The public option of cryptocurrency runs the gamut from comparisons to the 1637 tulip bulb mania in Holland to cryptocurrency being the currency of the future with the power to disrupt existing payment systems. The price of bitcoin, the most talked about cryptocurrency, has increased more than 700% during 2017. Billions of dollars are invested in cryptocurrencies globally. Most economists remain skeptics, silently agreeing with JPMorgan Chase Chief Executive Officer Jamie Diamond that bitcoin is a fraud. In light of the recent developments, such as the Chicago Mercantile Exchange (CME) and Chicago Board Options Exchange (CBOE) plans for listing bitcoin futures for trading, this paper adds to the academic debate by performing a rigorous economic assessment of the cryptocurrency market.

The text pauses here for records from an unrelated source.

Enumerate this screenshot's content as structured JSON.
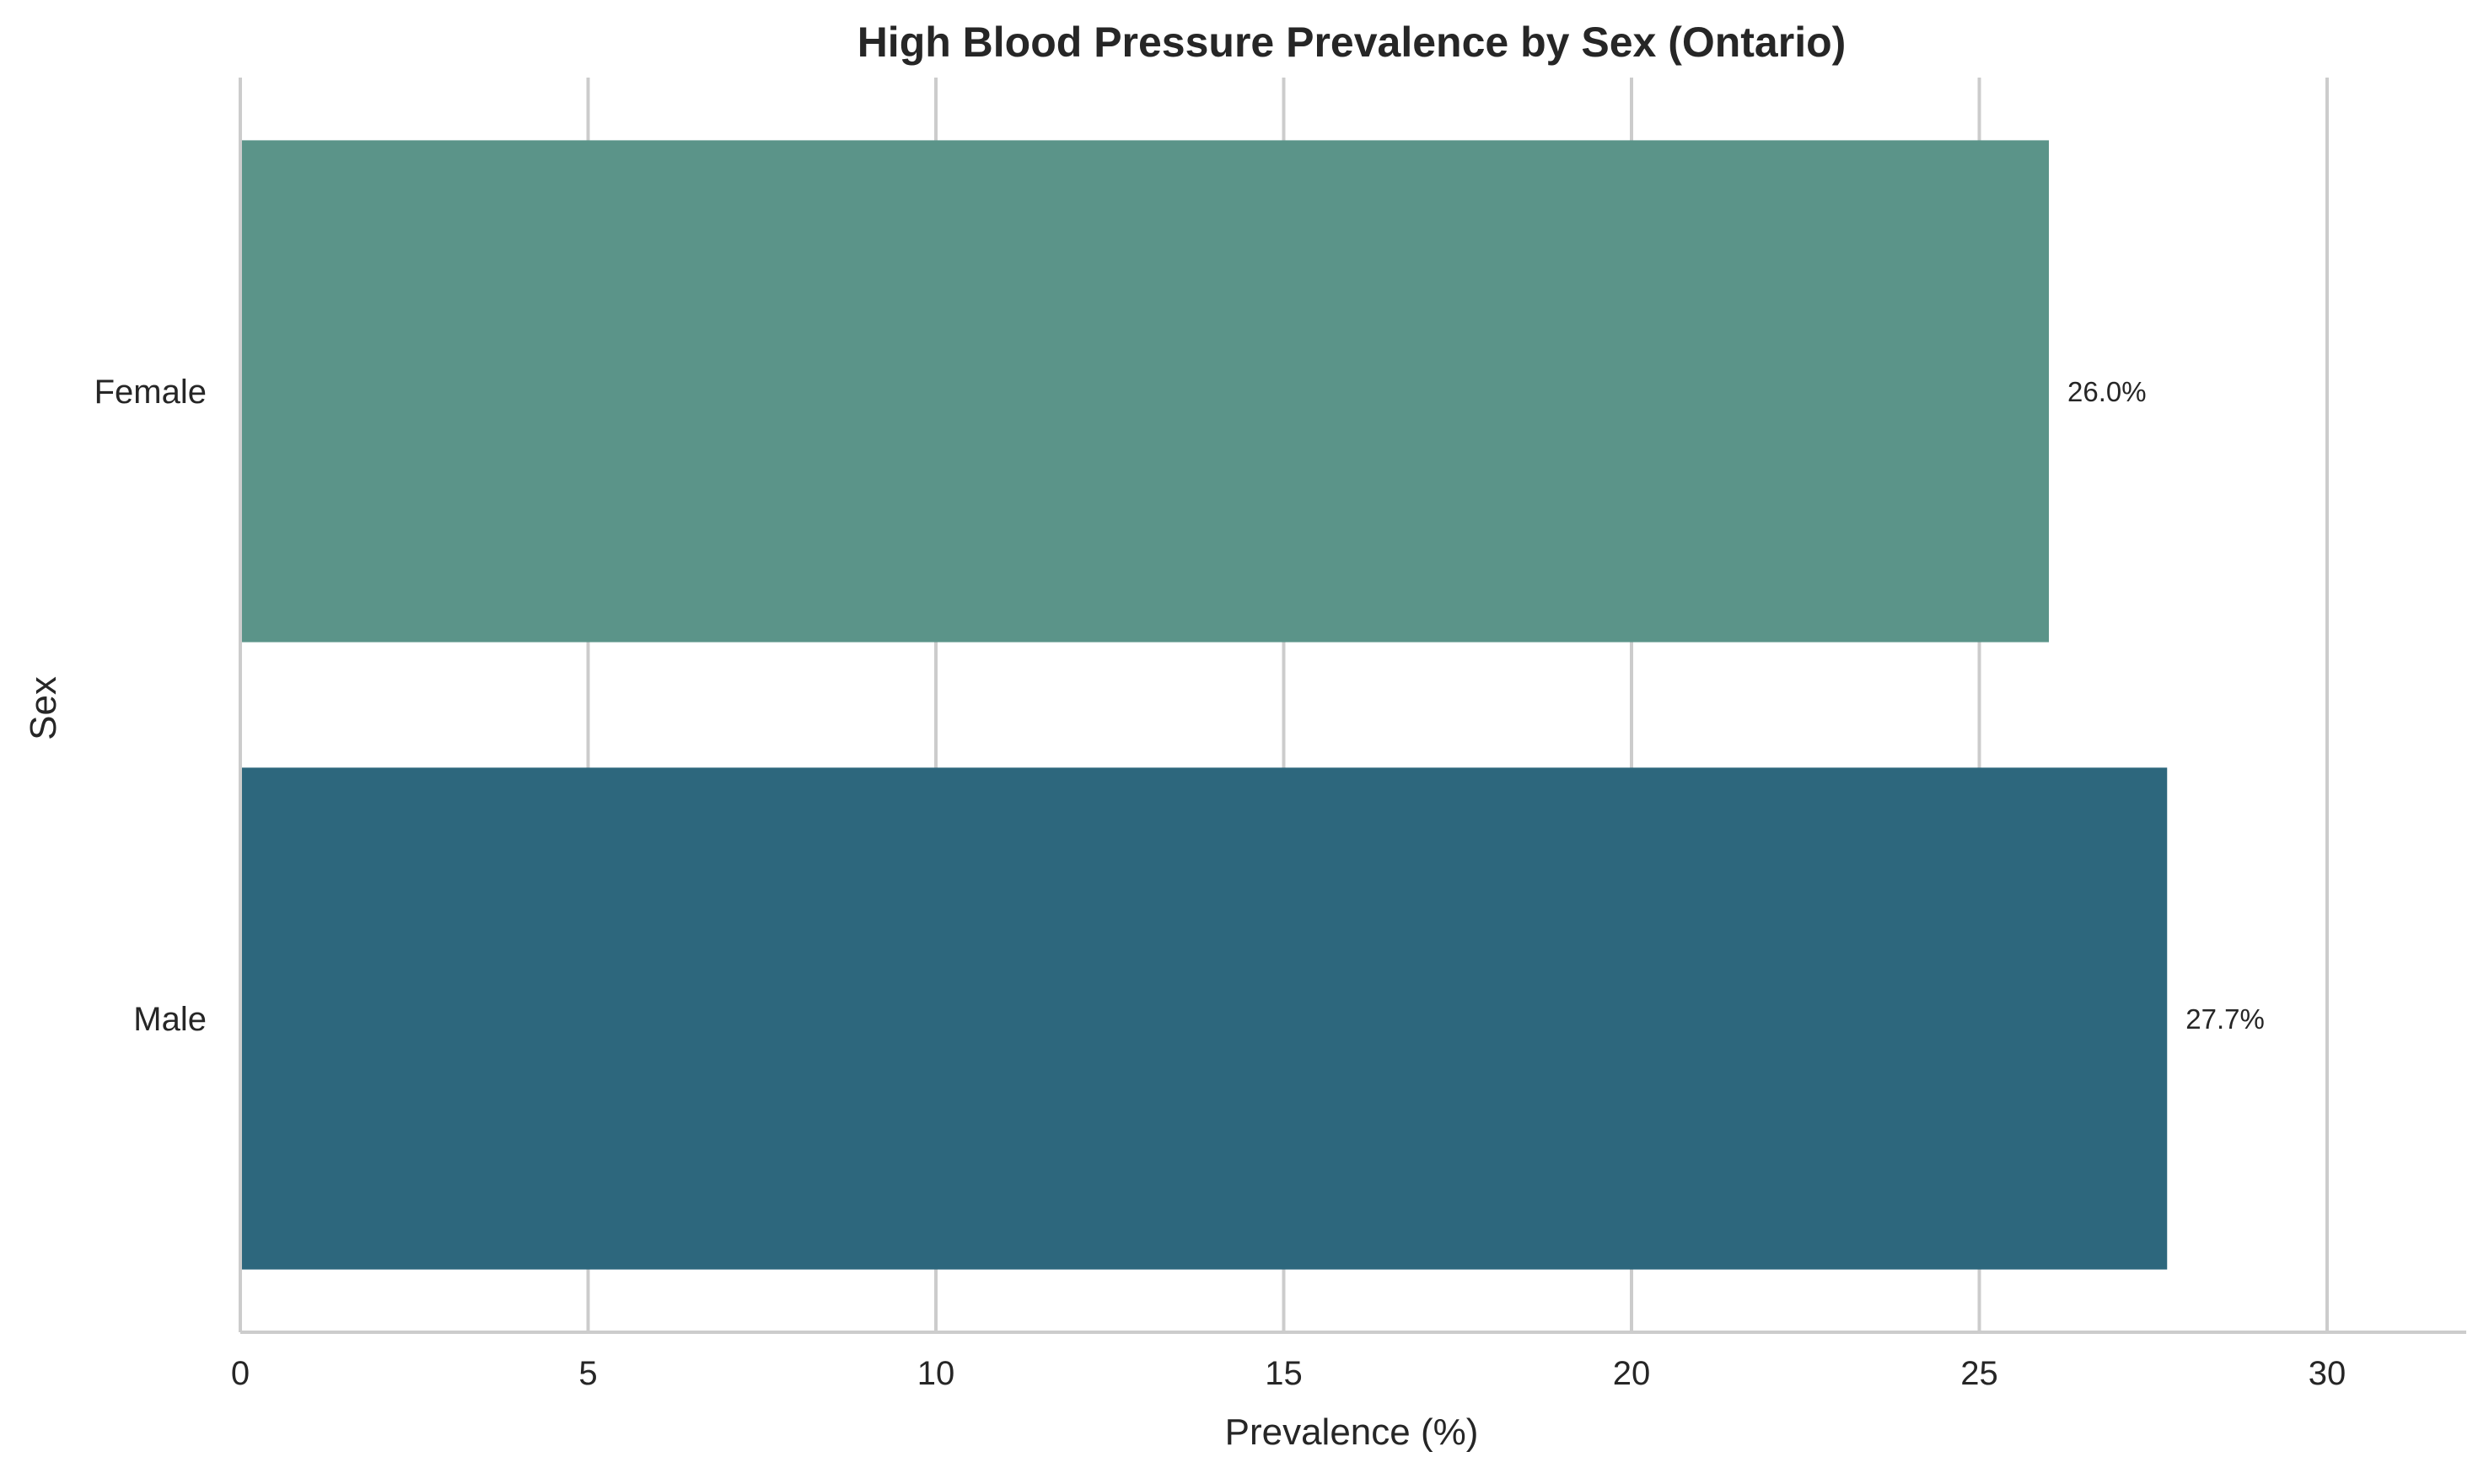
{
  "chart_data": {
    "type": "bar",
    "orientation": "horizontal",
    "title": "High Blood Pressure Prevalence by Sex (Ontario)",
    "xlabel": "Prevalence (%)",
    "ylabel": "Sex",
    "categories": [
      "Female",
      "Male"
    ],
    "values": [
      26.0,
      27.7
    ],
    "data_labels": [
      "26.0%",
      "27.7%"
    ],
    "colors": [
      "#5b9489",
      "#2d677d"
    ],
    "xlim": [
      0,
      32
    ],
    "xticks": [
      0,
      5,
      10,
      15,
      20,
      25,
      30
    ],
    "grid": "vertical",
    "legend": "none"
  },
  "style": {
    "grid_color": "#cccccc",
    "spine_color": "#cccccc",
    "text_color": "#262626",
    "title_color": "#262626"
  }
}
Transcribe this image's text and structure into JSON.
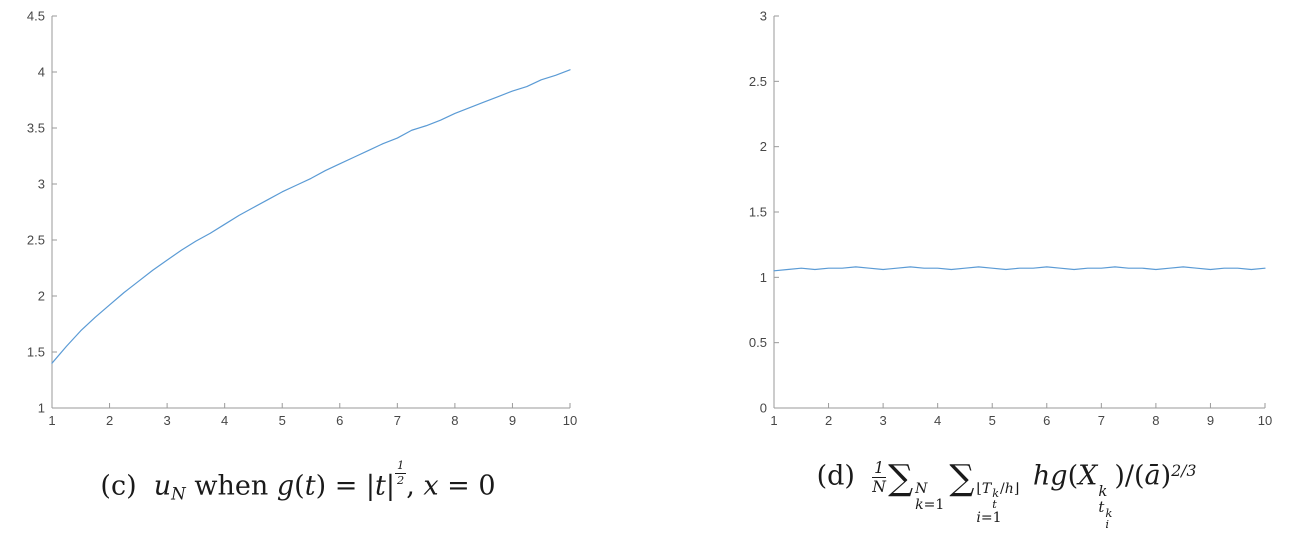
{
  "figure": {
    "background": "#ffffff",
    "line_color": "#5b9bd5",
    "axis_color": "#9a9a9a",
    "tick_label_color": "#474747",
    "tick_font_size": 13
  },
  "chart_data": [
    {
      "id": "c",
      "type": "line",
      "title": "",
      "xlabel": "",
      "ylabel": "",
      "legend": null,
      "grid": false,
      "xlim": [
        1,
        10
      ],
      "ylim": [
        1,
        4.5
      ],
      "xticks": [
        1,
        2,
        3,
        4,
        5,
        6,
        7,
        8,
        9,
        10
      ],
      "yticks": [
        1,
        1.5,
        2,
        2.5,
        3,
        3.5,
        4,
        4.5
      ],
      "x": [
        1,
        1.25,
        1.5,
        1.75,
        2,
        2.25,
        2.5,
        2.75,
        3,
        3.25,
        3.5,
        3.75,
        4,
        4.25,
        4.5,
        4.75,
        5,
        5.25,
        5.5,
        5.75,
        6,
        6.25,
        6.5,
        6.75,
        7,
        7.25,
        7.5,
        7.75,
        8,
        8.25,
        8.5,
        8.75,
        9,
        9.25,
        9.5,
        9.75,
        10
      ],
      "y": [
        1.4,
        1.55,
        1.69,
        1.81,
        1.92,
        2.03,
        2.13,
        2.23,
        2.32,
        2.41,
        2.49,
        2.56,
        2.64,
        2.72,
        2.79,
        2.86,
        2.93,
        2.99,
        3.05,
        3.12,
        3.18,
        3.24,
        3.3,
        3.36,
        3.41,
        3.48,
        3.52,
        3.57,
        3.63,
        3.68,
        3.73,
        3.78,
        3.83,
        3.87,
        3.93,
        3.97,
        4.02
      ],
      "caption_text": "(c) u_N when g(t) = |t|^{1/2}, x = 0"
    },
    {
      "id": "d",
      "type": "line",
      "title": "",
      "xlabel": "",
      "ylabel": "",
      "legend": null,
      "grid": false,
      "xlim": [
        1,
        10
      ],
      "ylim": [
        0,
        3
      ],
      "xticks": [
        1,
        2,
        3,
        4,
        5,
        6,
        7,
        8,
        9,
        10
      ],
      "yticks": [
        0,
        0.5,
        1,
        1.5,
        2,
        2.5,
        3
      ],
      "x": [
        1,
        1.25,
        1.5,
        1.75,
        2,
        2.25,
        2.5,
        2.75,
        3,
        3.25,
        3.5,
        3.75,
        4,
        4.25,
        4.5,
        4.75,
        5,
        5.25,
        5.5,
        5.75,
        6,
        6.25,
        6.5,
        6.75,
        7,
        7.25,
        7.5,
        7.75,
        8,
        8.25,
        8.5,
        8.75,
        9,
        9.25,
        9.5,
        9.75,
        10
      ],
      "y": [
        1.05,
        1.06,
        1.07,
        1.06,
        1.07,
        1.07,
        1.08,
        1.07,
        1.06,
        1.07,
        1.08,
        1.07,
        1.07,
        1.06,
        1.07,
        1.08,
        1.07,
        1.06,
        1.07,
        1.07,
        1.08,
        1.07,
        1.06,
        1.07,
        1.07,
        1.08,
        1.07,
        1.07,
        1.06,
        1.07,
        1.08,
        1.07,
        1.06,
        1.07,
        1.07,
        1.06,
        1.07
      ],
      "caption_text": "(d) (1/N) ∑_{k=1}^{N} ∑_{i=1}^{⌊T_t^k/h⌋} hg(X_{t_i^k}^k)/(ā)^{2/3}"
    }
  ],
  "captions": {
    "c_html": "(c)&nbsp;&nbsp;<span class='it'>u</span><span class='sub it'>N</span> when <span class='it'>g</span>(<span class='it'>t</span>) = |<span class='it'>t</span>|<span class='sfrac frac-exp'><span class='num'>1</span><span class='den'>2</span></span>, <span class='it'>x</span> = 0",
    "d_html": "(d)&nbsp;&nbsp;<span class='sfrac frac-main'><span class='num'>1</span><span class='den'>N</span></span><span class='sum'>∑</span><span class='stack lim'><span class='it'>N</span><span><span class='it'>k</span>=1</span></span><span class='sum'>∑</span><span class='stack lim'><span>⌊<span class='it'>T</span><span class='stack ss'><span class='it'>k</span><span class='it'>t</span></span>/<span class='it'>h</span>⌋</span><span><span class='it'>i</span>=1</span></span> <span class='it'>hg</span>(<span class='it'>X</span><span class='stack xs'><span class='it'>k</span><span><span class='it'>t</span><span class='stack ss2'><span class='it'>k</span><span class='it'>i</span></span></span></span>)/(<span class='it'>ā</span>)<span class='sup23'>2/3</span>"
  }
}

Our analysis will utilize historical data on several established financial derivatives including interest rate futures, S&P500 index futures and spot markets reported by Quandl and several cryptocurrency including bitcoin. These data will be augmented with CME and Bloomberg information. We will look at basic measures of market liquidity including bid-ask spread, the Amihud measure of trade volume relative to price changes, execution time, zero trade days and others. We will also study the role or need for intermediation and the dynamics of price discovery.
This paper will improve current understanding at a critical juncture in the cryptocurrency landscape. As an economist, is cryptocurrency a viable alternative asset class?